The method of obtaining the value of the pension at the date of separation (the CETV – Capital Equivalent Transfer Value) is regulated by statutory instrument and so is the methodology by which a pension can be apportioned for the period of the marriage.
It is this latter situation that can cause problems.
In a situation where the husband and wife are still in pensionable employment the formula for apportionment is relatively straightforward. The problems I am referring to here arise where a party’s pension is in payment by which I mean that they have retired and are receiving their monthly sums. There is no doubt that care must be taken in this situation otherwise an outcome, not anticipated by the legislation, could come about and one or other party is going to feel aggrieved.
The problem relates to the definition of “membership” of the pension scheme. The regulations seem to state that even when a party retires the periods of retirement should still be taken into consideration when the apportionment is carried out. Most lawyers who specialise in family law agree with this view.

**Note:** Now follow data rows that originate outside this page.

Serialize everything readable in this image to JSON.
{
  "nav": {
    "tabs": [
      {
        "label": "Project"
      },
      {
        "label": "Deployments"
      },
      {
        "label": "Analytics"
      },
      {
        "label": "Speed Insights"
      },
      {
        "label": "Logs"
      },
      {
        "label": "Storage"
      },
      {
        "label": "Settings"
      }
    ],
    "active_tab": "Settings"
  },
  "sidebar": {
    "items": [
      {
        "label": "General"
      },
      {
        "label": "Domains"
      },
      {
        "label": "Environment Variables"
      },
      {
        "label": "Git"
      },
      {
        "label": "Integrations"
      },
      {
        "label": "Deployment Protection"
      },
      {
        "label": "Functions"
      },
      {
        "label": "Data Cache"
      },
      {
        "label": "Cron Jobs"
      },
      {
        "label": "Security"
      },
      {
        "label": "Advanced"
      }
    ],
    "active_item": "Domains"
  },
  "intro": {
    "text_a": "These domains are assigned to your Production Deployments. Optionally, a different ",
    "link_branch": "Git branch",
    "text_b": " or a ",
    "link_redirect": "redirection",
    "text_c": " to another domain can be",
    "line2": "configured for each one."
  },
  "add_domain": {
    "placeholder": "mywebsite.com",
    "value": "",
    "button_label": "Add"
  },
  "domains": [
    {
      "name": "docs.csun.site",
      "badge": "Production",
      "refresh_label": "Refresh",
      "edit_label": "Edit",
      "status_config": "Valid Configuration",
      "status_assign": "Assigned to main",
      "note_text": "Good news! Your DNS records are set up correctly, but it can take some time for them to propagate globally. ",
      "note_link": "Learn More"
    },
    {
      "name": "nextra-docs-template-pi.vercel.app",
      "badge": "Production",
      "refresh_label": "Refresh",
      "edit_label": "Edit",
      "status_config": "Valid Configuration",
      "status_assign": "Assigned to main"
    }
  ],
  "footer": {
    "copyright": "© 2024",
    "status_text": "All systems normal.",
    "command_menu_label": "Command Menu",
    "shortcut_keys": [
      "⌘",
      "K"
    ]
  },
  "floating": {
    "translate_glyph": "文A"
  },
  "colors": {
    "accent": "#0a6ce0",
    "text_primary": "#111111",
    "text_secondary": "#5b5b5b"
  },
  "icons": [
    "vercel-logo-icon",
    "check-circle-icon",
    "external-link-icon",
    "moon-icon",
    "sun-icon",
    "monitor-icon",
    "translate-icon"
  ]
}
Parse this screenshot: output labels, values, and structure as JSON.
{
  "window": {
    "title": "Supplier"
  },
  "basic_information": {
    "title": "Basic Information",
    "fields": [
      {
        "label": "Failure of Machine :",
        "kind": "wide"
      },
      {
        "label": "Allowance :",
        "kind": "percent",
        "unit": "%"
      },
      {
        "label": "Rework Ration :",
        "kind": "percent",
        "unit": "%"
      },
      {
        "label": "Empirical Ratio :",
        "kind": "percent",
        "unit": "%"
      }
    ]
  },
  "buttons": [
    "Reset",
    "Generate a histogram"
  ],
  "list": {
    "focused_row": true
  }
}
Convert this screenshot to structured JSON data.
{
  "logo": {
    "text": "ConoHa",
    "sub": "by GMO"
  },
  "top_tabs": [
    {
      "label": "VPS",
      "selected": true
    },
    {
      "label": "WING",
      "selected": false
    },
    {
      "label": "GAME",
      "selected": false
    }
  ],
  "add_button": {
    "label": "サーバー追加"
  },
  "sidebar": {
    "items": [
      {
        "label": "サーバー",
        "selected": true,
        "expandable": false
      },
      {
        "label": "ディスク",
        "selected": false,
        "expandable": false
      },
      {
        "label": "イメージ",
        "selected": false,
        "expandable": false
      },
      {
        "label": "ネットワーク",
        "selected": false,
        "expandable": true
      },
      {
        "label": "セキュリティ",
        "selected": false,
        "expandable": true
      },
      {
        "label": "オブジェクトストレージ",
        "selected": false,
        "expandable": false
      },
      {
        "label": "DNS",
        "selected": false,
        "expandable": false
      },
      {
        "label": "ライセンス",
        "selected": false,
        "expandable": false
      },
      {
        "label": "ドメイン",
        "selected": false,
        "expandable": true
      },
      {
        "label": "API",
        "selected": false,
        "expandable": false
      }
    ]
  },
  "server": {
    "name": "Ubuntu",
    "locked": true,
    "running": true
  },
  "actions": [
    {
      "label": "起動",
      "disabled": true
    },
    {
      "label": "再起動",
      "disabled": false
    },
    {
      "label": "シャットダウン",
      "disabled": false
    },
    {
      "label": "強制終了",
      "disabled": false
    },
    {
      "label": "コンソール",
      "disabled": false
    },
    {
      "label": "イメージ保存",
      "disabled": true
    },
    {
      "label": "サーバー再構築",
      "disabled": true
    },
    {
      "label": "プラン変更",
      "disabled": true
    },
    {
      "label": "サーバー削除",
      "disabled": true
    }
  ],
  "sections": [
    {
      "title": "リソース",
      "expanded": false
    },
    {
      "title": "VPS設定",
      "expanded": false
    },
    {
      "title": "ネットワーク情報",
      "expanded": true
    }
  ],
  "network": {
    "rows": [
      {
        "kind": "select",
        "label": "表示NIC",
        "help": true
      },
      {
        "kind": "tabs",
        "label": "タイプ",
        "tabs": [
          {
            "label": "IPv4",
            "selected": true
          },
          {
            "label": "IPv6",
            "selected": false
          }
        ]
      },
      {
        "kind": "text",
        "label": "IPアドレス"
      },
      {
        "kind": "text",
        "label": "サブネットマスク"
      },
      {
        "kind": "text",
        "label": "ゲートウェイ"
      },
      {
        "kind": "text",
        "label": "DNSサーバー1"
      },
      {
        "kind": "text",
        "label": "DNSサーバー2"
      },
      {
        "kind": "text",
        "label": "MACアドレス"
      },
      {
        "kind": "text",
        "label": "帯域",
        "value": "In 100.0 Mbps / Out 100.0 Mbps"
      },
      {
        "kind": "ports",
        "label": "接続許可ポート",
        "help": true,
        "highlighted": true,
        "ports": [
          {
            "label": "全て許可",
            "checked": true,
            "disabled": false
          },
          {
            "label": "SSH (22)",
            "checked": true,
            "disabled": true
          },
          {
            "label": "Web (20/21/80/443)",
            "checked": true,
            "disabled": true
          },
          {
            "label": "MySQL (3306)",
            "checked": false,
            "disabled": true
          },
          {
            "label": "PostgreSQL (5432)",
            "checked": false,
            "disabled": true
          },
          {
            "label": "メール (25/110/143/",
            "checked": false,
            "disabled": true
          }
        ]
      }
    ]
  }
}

Actuaries, on the other hand, point out that this interpretation can bring about anomalies and suggest that a fairer way of carrying out the apportionment would be to consider the retired person’s “active” membership and not take into consideration the period after they retire. So far there have not been any cases that can be looked at for an interpretation of the legislation and therefore it falls to solicitors to try and negotiate a fair settlement for their clients.
One thing is certain and that is that if this area is not properly looked at imbalances can occur. I think anyone who has a pension in payment should obtain legal advice but also advice from an IFA or actuary. It is important that the various values are clear to the client and that in a situation where both parties have a pension in payment the same criteria is used.
As I mentioned above, for more mature people (I mean this as a polite way of saying older people) the value of their pensions in matrimonial cases becomes more significant. Sometimes pensions can be worth many hundreds of thousands of pounds or more. If parties marry later on in life and one or other of them continues their employment for a few years and then retires and they then continue to cohabit for many years before separating then the differences in apportionment and the significance of the definition of membership can become acute.
Until there is a case to interpret the legislation will continue to be a grey area and, as a result, expert advice is necessary.